Nueve de abril: el discurso de Olavia

Hablar. Odio hablar. Me cuesta mucho y me suena horrible. En español no pronuncio la mayoría de las consonantes, vaya usted a saber por qué. No vivo en Bogotá sino que io en ootá. No me gusta preguntar precios en las tiendas o si tienen tal cosa, y mucho menos me gusta llamar por teléfono. Se supone que en japonés no sufro de este problema fonológico, pero la ansiedad que me da no tener el suficiente vocabulario para desenvolverme en la conversación me deja como al rey George VI en The King’s Speech.

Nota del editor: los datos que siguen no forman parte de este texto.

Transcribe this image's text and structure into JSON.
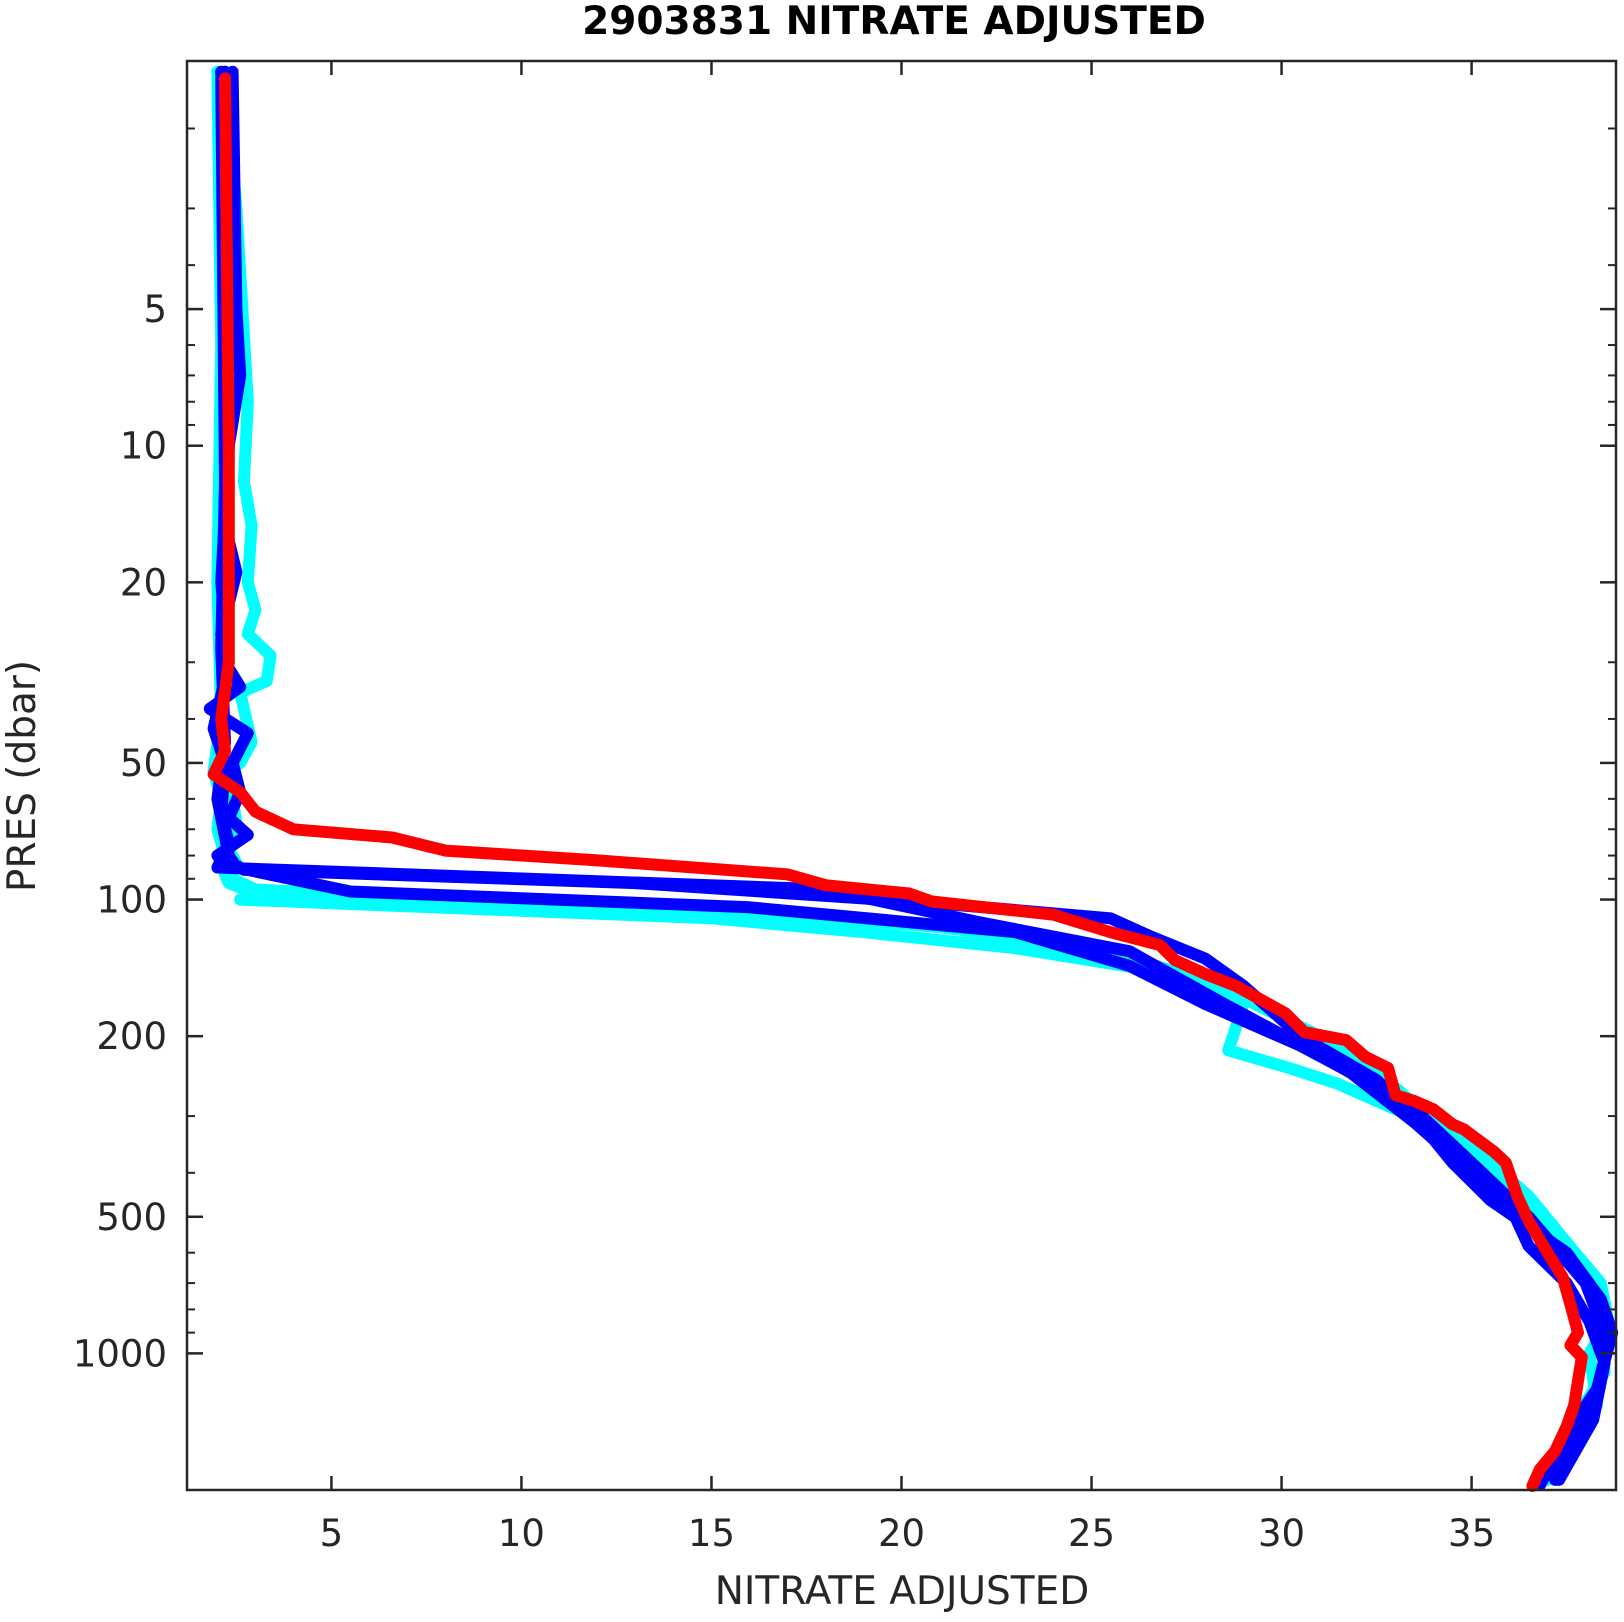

Tuve que llamar a Japón a agradecer un favor que me iban a hacer pero al fin no necesité. Le di largas al asunto por varios días. Me dio dolor de estómago cuando finalmente resolví hacerlo. Repasé mentalmente mi parlamento. Marqué. Ay, ay, ay. Hubo pausas y risas nerviosas. Cuando colgué, quedé exhausta. El teléfono me pone mal.

A veces pienso que si pudiera me comunicaría exclusivamente por escrito y usaría las cuerdas vocales solamente para cantar. Las compras y diligencias las haría en cajeros, máquinas expendedoras, Internet. Máximo en un supermercado donde solo le dijeran a uno el precio, gracias, adiós. Sin embargo, el asunto se complica cuando uno ya no vive solo y tiene que aguantarse el chirrido que tiene por voz diciéndole sí a la mamá o preguntándole a alguien si quiere hacer algo mañana. Pero no está mal eso. Lo único es que, si bien disfruto la compañía, me cansa ejercitar los labios, la mandíbula y el diafragma de ese modo.